Sunday, May 27, 2012

The Pursuit of Love

1945, 1982 Modern Library edition with Love in a Cold Climate
Nancy Mitford
The Pursuit of Love
Bought newish for $12.95
Good condition hardcover although dustjacket a bit worn
B


Despite an arguably more depressing ending than Cass Timberlane-- the heroine dies in childbirth-- this is a frothier, funnier book than its year-peer.  Set roughly 1925 to '41, it tells of romantic Linda's romances, although you'll want to read it for the Radlett family, a thinly disguised version of the Mitfords.  The Mitford siblings were six (in)famous sisters and a brother who died the year this book was published.  The Radletts are four sisters and three brothers, although the boys are less memorable.  Rather than Nancy born in 1904 down to Deborah (still alive and writing at 92), we have Louisa (1909), Linda (1911), Bob (1913?), Jassy (1917ish), Matt (1918ish), "little Robin" (male, unknown birth year), and Victoria (1923).  Not that Mitford is very consistent about the ages, in this or the 1949 sequel.  The seven siblings are joined by their cousin the narrator, relatively sensible Fanny, who's Linda's age.  Fa and Mother, Uncle Matthew and Aunt Sadie to Fanny, are as eccentric as their children, Mitford taking the real-life oddities of her parents and exaggerating them, apparently to the amusement of Baron Redesdale (Farve, AKA her father).

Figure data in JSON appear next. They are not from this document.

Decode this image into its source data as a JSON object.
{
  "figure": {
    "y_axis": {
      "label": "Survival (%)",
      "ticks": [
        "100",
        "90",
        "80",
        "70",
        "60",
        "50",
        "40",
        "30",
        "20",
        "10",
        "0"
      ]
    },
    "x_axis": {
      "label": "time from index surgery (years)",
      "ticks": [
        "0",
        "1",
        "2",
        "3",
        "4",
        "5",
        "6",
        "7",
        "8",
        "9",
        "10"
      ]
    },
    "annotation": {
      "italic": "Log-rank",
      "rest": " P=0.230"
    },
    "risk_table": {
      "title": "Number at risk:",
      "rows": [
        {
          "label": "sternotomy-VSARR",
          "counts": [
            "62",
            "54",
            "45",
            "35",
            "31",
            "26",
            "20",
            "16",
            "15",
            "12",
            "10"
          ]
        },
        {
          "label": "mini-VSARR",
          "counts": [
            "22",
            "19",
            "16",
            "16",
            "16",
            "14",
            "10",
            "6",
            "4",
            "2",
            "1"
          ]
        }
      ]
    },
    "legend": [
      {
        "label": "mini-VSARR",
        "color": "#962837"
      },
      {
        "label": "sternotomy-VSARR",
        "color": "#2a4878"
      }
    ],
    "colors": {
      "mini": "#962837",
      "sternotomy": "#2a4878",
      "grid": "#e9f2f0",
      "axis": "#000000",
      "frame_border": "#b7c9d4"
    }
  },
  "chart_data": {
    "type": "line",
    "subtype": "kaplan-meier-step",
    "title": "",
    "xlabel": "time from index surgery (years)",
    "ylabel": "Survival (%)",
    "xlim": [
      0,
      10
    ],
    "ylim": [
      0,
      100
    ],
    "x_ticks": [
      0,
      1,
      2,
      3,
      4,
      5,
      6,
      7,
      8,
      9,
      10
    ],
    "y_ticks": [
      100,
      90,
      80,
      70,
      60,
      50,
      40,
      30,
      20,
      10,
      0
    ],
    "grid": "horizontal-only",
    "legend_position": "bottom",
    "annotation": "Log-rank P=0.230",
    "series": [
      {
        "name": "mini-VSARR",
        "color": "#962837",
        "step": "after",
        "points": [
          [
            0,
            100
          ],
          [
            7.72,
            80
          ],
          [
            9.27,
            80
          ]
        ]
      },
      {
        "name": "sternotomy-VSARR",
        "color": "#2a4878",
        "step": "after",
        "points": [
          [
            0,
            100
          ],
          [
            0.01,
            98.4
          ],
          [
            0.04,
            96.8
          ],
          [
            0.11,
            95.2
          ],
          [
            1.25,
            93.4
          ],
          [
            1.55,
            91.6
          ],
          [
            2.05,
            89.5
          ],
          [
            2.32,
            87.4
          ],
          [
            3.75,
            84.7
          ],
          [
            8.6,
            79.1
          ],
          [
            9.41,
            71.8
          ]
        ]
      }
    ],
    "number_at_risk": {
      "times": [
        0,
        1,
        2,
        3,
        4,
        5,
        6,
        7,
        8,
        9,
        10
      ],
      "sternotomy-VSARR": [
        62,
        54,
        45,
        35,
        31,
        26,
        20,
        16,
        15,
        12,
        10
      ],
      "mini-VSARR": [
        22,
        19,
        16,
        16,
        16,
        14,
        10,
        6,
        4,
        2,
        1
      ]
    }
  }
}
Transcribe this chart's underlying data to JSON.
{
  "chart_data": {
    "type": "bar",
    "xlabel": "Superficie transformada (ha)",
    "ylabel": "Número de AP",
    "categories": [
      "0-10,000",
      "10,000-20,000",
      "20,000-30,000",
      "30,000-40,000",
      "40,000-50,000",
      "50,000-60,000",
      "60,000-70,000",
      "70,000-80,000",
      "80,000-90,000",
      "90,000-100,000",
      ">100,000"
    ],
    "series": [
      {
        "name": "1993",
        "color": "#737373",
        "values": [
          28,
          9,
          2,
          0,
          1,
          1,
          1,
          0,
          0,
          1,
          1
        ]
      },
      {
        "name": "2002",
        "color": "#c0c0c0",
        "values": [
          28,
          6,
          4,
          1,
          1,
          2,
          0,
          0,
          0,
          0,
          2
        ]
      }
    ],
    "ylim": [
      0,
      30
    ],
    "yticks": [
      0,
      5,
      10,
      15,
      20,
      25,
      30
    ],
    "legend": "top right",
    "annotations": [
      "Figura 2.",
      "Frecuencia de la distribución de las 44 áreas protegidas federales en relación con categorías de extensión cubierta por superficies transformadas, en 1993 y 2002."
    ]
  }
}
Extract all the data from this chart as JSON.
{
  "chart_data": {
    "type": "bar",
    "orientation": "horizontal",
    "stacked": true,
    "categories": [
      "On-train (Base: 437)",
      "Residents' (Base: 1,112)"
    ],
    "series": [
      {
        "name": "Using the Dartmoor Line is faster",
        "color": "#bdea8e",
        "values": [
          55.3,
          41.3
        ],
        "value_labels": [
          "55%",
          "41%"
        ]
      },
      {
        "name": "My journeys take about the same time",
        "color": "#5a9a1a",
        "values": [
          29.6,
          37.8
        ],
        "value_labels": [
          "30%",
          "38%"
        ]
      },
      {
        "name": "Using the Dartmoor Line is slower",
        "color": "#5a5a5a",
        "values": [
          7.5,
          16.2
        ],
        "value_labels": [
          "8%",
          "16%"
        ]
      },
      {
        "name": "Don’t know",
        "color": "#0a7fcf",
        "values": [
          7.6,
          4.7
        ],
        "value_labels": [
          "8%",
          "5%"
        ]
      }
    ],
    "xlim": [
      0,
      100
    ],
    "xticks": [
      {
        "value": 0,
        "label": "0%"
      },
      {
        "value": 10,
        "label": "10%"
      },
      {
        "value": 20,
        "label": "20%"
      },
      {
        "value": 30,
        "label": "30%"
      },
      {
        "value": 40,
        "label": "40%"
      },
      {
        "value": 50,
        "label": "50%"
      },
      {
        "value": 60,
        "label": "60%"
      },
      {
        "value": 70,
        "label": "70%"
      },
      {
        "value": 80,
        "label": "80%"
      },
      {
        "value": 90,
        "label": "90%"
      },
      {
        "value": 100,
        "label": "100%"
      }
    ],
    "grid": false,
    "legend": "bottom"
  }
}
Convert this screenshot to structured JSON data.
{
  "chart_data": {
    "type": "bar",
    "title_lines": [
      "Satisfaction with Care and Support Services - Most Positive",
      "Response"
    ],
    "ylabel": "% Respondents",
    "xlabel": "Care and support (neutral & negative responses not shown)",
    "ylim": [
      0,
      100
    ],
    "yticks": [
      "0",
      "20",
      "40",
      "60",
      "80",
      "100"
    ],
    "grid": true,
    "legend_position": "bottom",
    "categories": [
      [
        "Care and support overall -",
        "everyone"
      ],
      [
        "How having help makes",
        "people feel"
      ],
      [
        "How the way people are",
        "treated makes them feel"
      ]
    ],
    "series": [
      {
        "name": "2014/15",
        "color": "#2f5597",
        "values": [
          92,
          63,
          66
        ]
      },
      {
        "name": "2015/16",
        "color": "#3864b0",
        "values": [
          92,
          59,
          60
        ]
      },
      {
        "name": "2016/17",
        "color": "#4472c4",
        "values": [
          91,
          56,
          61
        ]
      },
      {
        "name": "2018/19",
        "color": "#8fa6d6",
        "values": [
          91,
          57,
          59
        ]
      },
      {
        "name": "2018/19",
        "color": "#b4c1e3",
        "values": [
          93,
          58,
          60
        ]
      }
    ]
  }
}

Linda marries first a stodgy "middle-class" millionaire and then a distracted Communist, then she finds love with a French Resistance nobleman.  None of the romances are particularly interesting, and it's always a relief to get back to things like Jassy running away to marry film star Gary Coon (or was it Cary Goon?), or Uncle Davey fretting about his health, or Uncle Matthew ranting hilariously about foreigners.  Even "good" sister Louisa is wittier and more fun than any of Linda's love interests.  Oh, and there's the Bolter, Fanny's much-married and much-divorced mother.

The humour is outrageous and sometimes deliberately in bad taste, joking about rape and abortion.  But it's all part of the over-the-topness of the Radletts, who can make Linda cry over a matchbox-less match or wage an ongoing battle with the gamekeeper.  There is some snobbishness in the book, but it takes surprising forms, as in the contrast between Society parties and those of "The Party."

As in Cass Timberlane, the war is mostly offstage, although it comes figuratively and literally closer to home in England than the U.S.  Linda's French lover dies, leaving their son to be raised by Fanny.  And yet, this is less depressing than Cleo the cat dying in Cass, even if Cleo's granddaughter shows up at the end.  The Radletts and friends are much more unsinkable than the denizens of Grand Republic.

This edition has a charming foreword by Jessica Mitford, who doesn't even seem to mind that her involvement in the Spanish Civil War is given to a nonexistent brother, while irrepressible Jassy goes to Hollywood.